Gramsci e il governo Conte
Che c’entra Gramsci con il nuovo governo della destra
e dei populisti? Gramsci c’entra sempre quando si tratta di Italia. Chi voglia
provare a capire i caratteri della nostra (eterna) crisi non può fare a meno
delle sue analisi. Che come quelle di ogni classico mantengono intatta la loro
attualità.
In una nota del Quaderno
6 scrive proprio del “populismo”: esso è una forma di neutralizzazione del
protagonismo delle masse; di fronte alla loro domanda di diritti e di potere le
classi dominanti “reagiscono con questi movimenti ‘verso il popolo’”. Il
“pensiero borghese”, aggiunge Gramsci, “non vuole perdere la sua egemonia sulle
classi popolari e, per esercitare meglio questa egemonia, accoglie una parte
dell’ideologia proletaria”. La parola chiave è “egemonia”. Il “populismo” è
insomma il travestimento della destra che si fa sinistra, per conservare il
potere economico, politico e culturale accoglie “parte” delle istanze di
sinistra: il lavoro, le tasse, le domande securitarie, le identità corporative
o di campanile, fino a certo deteriore “nazionalismo popolare” del ‘sangue e
suolo’.
In una nota del 1930 Gramsci aveva indagato il
fenomeno dall’altro verso: non dell’andare al popolo dei potenti, ma della
ripulsa della politica da parte del popolo. Popolo che prova “avversione verso
la burocrazia” o “odia il ‘funzionario’”, antipolitica
diremmo oggi, ma che pure non riesce a darsi una strategia autonoma di
alternativa. Si tratta, nota acutamente Gramsci, di “odio ‘generico’ ancora di
tipo ‘semifeudale’, non moderno, e non può essere portato come documento di
coscienza di classe”. Due elementi: è una politica immatura quella del populismo, regressiva; d’altro canto non è
possibile populismo ‘di sinistra’ (osservazione non scontata, non mancano oggi
infatti tentativi di declinazione progressiva del populismo, direi da Laclau a
Mélenchon). Occorre invece una critica
moderna dello stato di cose esistente. Che solo la politica può dare.
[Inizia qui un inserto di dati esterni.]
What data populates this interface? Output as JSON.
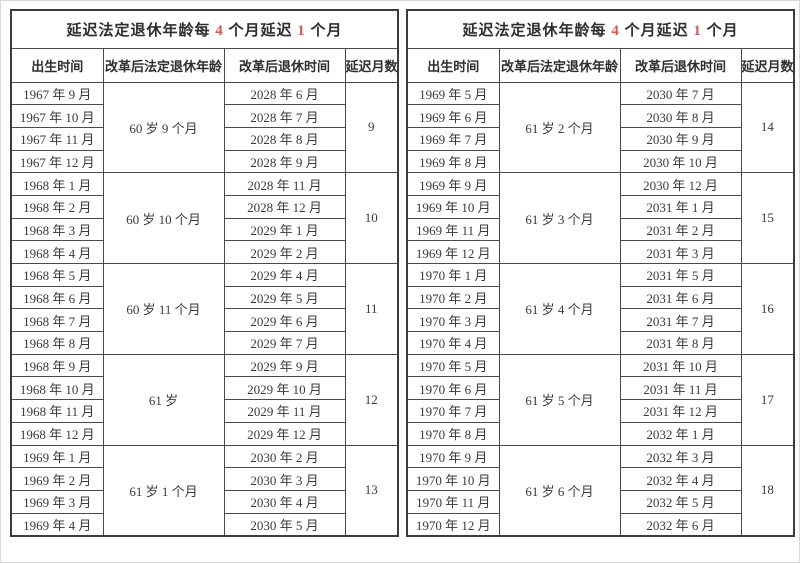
{
  "colors": {
    "accent_red": "#cb5a55",
    "grid_border": "#4a4a4a",
    "text": "#333333"
  },
  "tables": [
    {
      "title": {
        "prefix": "延迟法定退休年龄每 ",
        "num1": "4",
        "mid": " 个月延迟 ",
        "num2": "1",
        "suffix": " 个月"
      },
      "columns": [
        "出生时间",
        "改革后法定退休年龄",
        "改革后退休时间",
        "延迟月数"
      ],
      "groups": [
        {
          "birth_months": [
            "1967 年 9 月",
            "1967 年 10 月",
            "1967 年 11 月",
            "1967 年 12 月"
          ],
          "retirement_age": "60 岁 9 个月",
          "retirement_months": [
            "2028 年 6 月",
            "2028 年 7 月",
            "2028 年 8 月",
            "2028 年 9 月"
          ],
          "delay_months": "9"
        },
        {
          "birth_months": [
            "1968 年 1 月",
            "1968 年 2 月",
            "1968 年 3 月",
            "1968 年 4 月"
          ],
          "retirement_age": "60 岁 10 个月",
          "retirement_months": [
            "2028 年 11 月",
            "2028 年 12 月",
            "2029 年 1 月",
            "2029 年 2 月"
          ],
          "delay_months": "10"
        },
        {
          "birth_months": [
            "1968 年 5 月",
            "1968 年 6 月",
            "1968 年 7 月",
            "1968 年 8 月"
          ],
          "retirement_age": "60 岁 11 个月",
          "retirement_months": [
            "2029 年 4 月",
            "2029 年 5 月",
            "2029 年 6 月",
            "2029 年 7 月"
          ],
          "delay_months": "11"
        },
        {
          "birth_months": [
            "1968 年 9 月",
            "1968 年 10 月",
            "1968 年 11 月",
            "1968 年 12 月"
          ],
          "retirement_age": "61 岁",
          "retirement_months": [
            "2029 年 9 月",
            "2029 年 10 月",
            "2029 年 11 月",
            "2029 年 12 月"
          ],
          "delay_months": "12"
        },
        {
          "birth_months": [
            "1969 年 1 月",
            "1969 年 2 月",
            "1969 年 3 月",
            "1969 年 4 月"
          ],
          "retirement_age": "61 岁 1 个月",
          "retirement_months": [
            "2030 年 2 月",
            "2030 年 3 月",
            "2030 年 4 月",
            "2030 年 5 月"
          ],
          "delay_months": "13"
        }
      ]
    },
    {
      "title": {
        "prefix": "延迟法定退休年龄每 ",
        "num1": "4",
        "mid": " 个月延迟 ",
        "num2": "1",
        "suffix": " 个月"
      },
      "columns": [
        "出生时间",
        "改革后法定退休年龄",
        "改革后退休时间",
        "延迟月数"
      ],
      "groups": [
        {
          "birth_months": [
            "1969 年 5 月",
            "1969 年 6 月",
            "1969 年 7 月",
            "1969 年 8 月"
          ],
          "retirement_age": "61 岁 2 个月",
          "retirement_months": [
            "2030 年 7 月",
            "2030 年 8 月",
            "2030 年 9 月",
            "2030 年 10 月"
          ],
          "delay_months": "14"
        },
        {
          "birth_months": [
            "1969 年 9 月",
            "1969 年 10 月",
            "1969 年 11 月",
            "1969 年 12 月"
          ],
          "retirement_age": "61 岁 3 个月",
          "retirement_months": [
            "2030 年 12 月",
            "2031 年 1 月",
            "2031 年 2 月",
            "2031 年 3 月"
          ],
          "delay_months": "15"
        },
        {
          "birth_months": [
            "1970 年 1 月",
            "1970 年 2 月",
            "1970 年 3 月",
            "1970 年 4 月"
          ],
          "retirement_age": "61 岁 4 个月",
          "retirement_months": [
            "2031 年 5 月",
            "2031 年 6 月",
            "2031 年 7 月",
            "2031 年 8 月"
          ],
          "delay_months": "16"
        },
        {
          "birth_months": [
            "1970 年 5 月",
            "1970 年 6 月",
            "1970 年 7 月",
            "1970 年 8 月"
          ],
          "retirement_age": "61 岁 5 个月",
          "retirement_months": [
            "2031 年 10 月",
            "2031 年 11 月",
            "2031 年 12 月",
            "2032 年 1 月"
          ],
          "delay_months": "17"
        },
        {
          "birth_months": [
            "1970 年 9 月",
            "1970 年 10 月",
            "1970 年 11 月",
            "1970 年 12 月"
          ],
          "retirement_age": "61 岁 6 个月",
          "retirement_months": [
            "2032 年 3 月",
            "2032 年 4 月",
            "2032 年 5 月",
            "2032 年 6 月"
          ],
          "delay_months": "18"
        }
      ]
    }
  ]
}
Contro populismo e antipolitica occorre non farsi corrivi con lo spirito dei
tempi, non porsi “sulla difensiva” rispetto al piano egemonico dell’avversario.
E invece la sinistra italiana, già agli occhi di Gramsci, scontava proprio un
difetto politico, di “scarsa efficienza dei partiti”, ridotti a “bande
zingaresche” o al “nomadismo politico”. L’eterno trasformismo della politica nazionale.
Questa doppia debolezza strutturale della destra di
governo e della sinistra di alternativa è la ragione profonda ed esaustiva
della fragilità storica della nostra democrazia, ma dell’intero nostro tessuto
civile, se è vero che in Italia non è “mai esistito un ‘dominio della legge’,
ma solo una politica di arbitrii e di cricca personale e di gruppo”.
Si pensi proprio alla nascita del governo Conte. Sul
Manifesto Gaetano Azzariti ha parlato di “gestione del tutto privata della
crisi”, con “il programma di governo trasformato in un contratto tra due
signori stipulato davanti a un notaio, le cui obbligazioni sono assolte da un
loro fiduciario”. Populismo e privatismo possono ben andare insieme. Come per
altro avevamo imparato già da Berlusconi.
L’alternativa a tutto ciò deve essere chiara e netta:
tornare alla politica, al “dominio della legge”, dell’interesse generale.
Perché se certo la colpa dell’antipolitica è della politica, pure l’antidoto
all’antipolitica può essere solo di nuovo la politica. Combattere il populismo
si deve rivendicando la nobiltà della politica. E praticandola. Rischiando
anche l’impopolarità dell’antipopulismo (tanto più che il risultato
straordinario del referendum del dicembre 2016 prova che nei momenti topici il
popolo italiano mostra discernimento e intelligenza politica).
Ancora Gramsci ricorda che il fenomeno dell’“apoliticismo”
si spiega col fatto che i partiti in Italia “nacquero tutti sul terreno
elettorale” (oggi potremmo dire da Sinistra Arcobaleno a Liberi e Uguali),
risultato di “un insieme di galoppini e maneggioni elettorali, un’accolita di
piccoli intellettuali di provincia”, senza visione, senza strategia, senza
senso della politica.
Queste dunque le priorità della possibile e necessaria
alternativa al populismo: organizzazione delle masse popolari, autonomia
culturale e politica, un partito della sinistra in grado di corrispondere al
dettato dell’articolo 49 della Costituzione: “concorrere con metodo democratico
a determinare la politica nazionale”. Avendone un’idea possibilmente: di
interesse nazionale, di politica, di democrazia.